Defense Secretary Leon Panetta declared Thursday that he will not see the Pentagon budget cut. “I don’t want to hollow out the force,” Panetta told the Senate Armed Services Committee. “I am not going to do that.”
Either forgetting or disregarding two important factors with respect to the impending budget cuts, Panetta showed unusual prerogative for a Defense Secretary. First, Congress has the power to dictate the allocation of funds, not the Defense Secretary. Secondly, the maximum proposed cut to defense is no larger than $600 billion over the space of a decade. This would barely dent the current balance of world defense spending, of which America makes up almost half.
If the special congressional deficit panel – the so-called super-committee – fails to agree on $1.2 trillion in federal spending cuts by Thanksgiving, the Pentagon would face around $600 billion in automatic, across the board cuts. Defense Department complaints are that they already have to deal with funding reductions mandated in the August debt deal, which equal $350 billion over ten years. So, Panetta warned, the super-committee had better make a deal before the deadline.

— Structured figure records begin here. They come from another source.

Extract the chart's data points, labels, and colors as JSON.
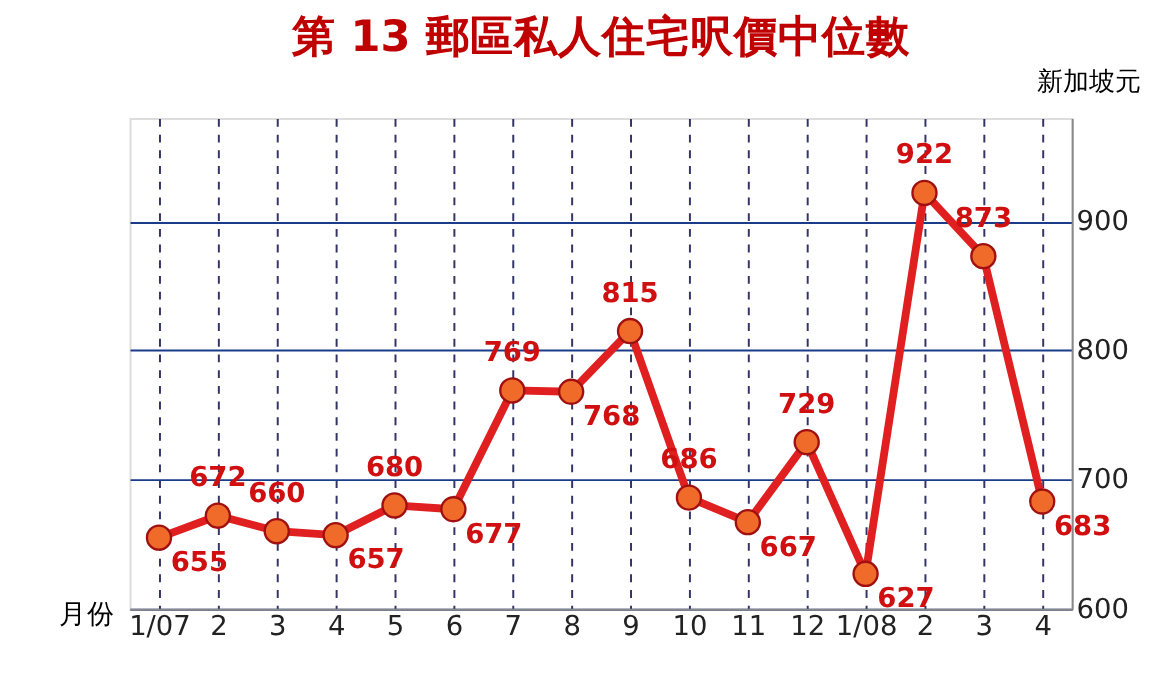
{
  "chart_data": {
    "type": "line",
    "title": "第 13 郵區私人住宅呎價中位數",
    "xlabel": "月份",
    "ylabel": "新加坡元",
    "categories": [
      "1/07",
      "2",
      "3",
      "4",
      "5",
      "6",
      "7",
      "8",
      "9",
      "10",
      "11",
      "12",
      "1/08",
      "2",
      "3",
      "4"
    ],
    "series": [
      {
        "color": "#e02020",
        "values": [
          655,
          672,
          660,
          657,
          680,
          677,
          769,
          768,
          815,
          686,
          667,
          729,
          627,
          922,
          873,
          683
        ]
      }
    ],
    "ylim": [
      600,
      980
    ],
    "yticks": [
      600,
      700,
      800,
      900
    ],
    "grid": true,
    "marker": "circle",
    "line_style": "solid",
    "data_labels": true
  }
}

But signs are that he doesn’t have much to worry about. The 12 representatives in the super-committee all represent states where the biggest military industrial corporations build and manufacture weaponry. Serious cuts would put their constituents out of a job and are thus politically unpalatable.
Truthfully, resistance to cutting the defense budget is perverse after a decade of excessive increases in military expansion. The national security budget of the United States for FY 2012 totals around $1.2 trillion, or approximately one-third of the entire budget. And there is plenty of fraud, waste, abuse, and unnecessary militarism that could be cut while still out-spending any other country in defense.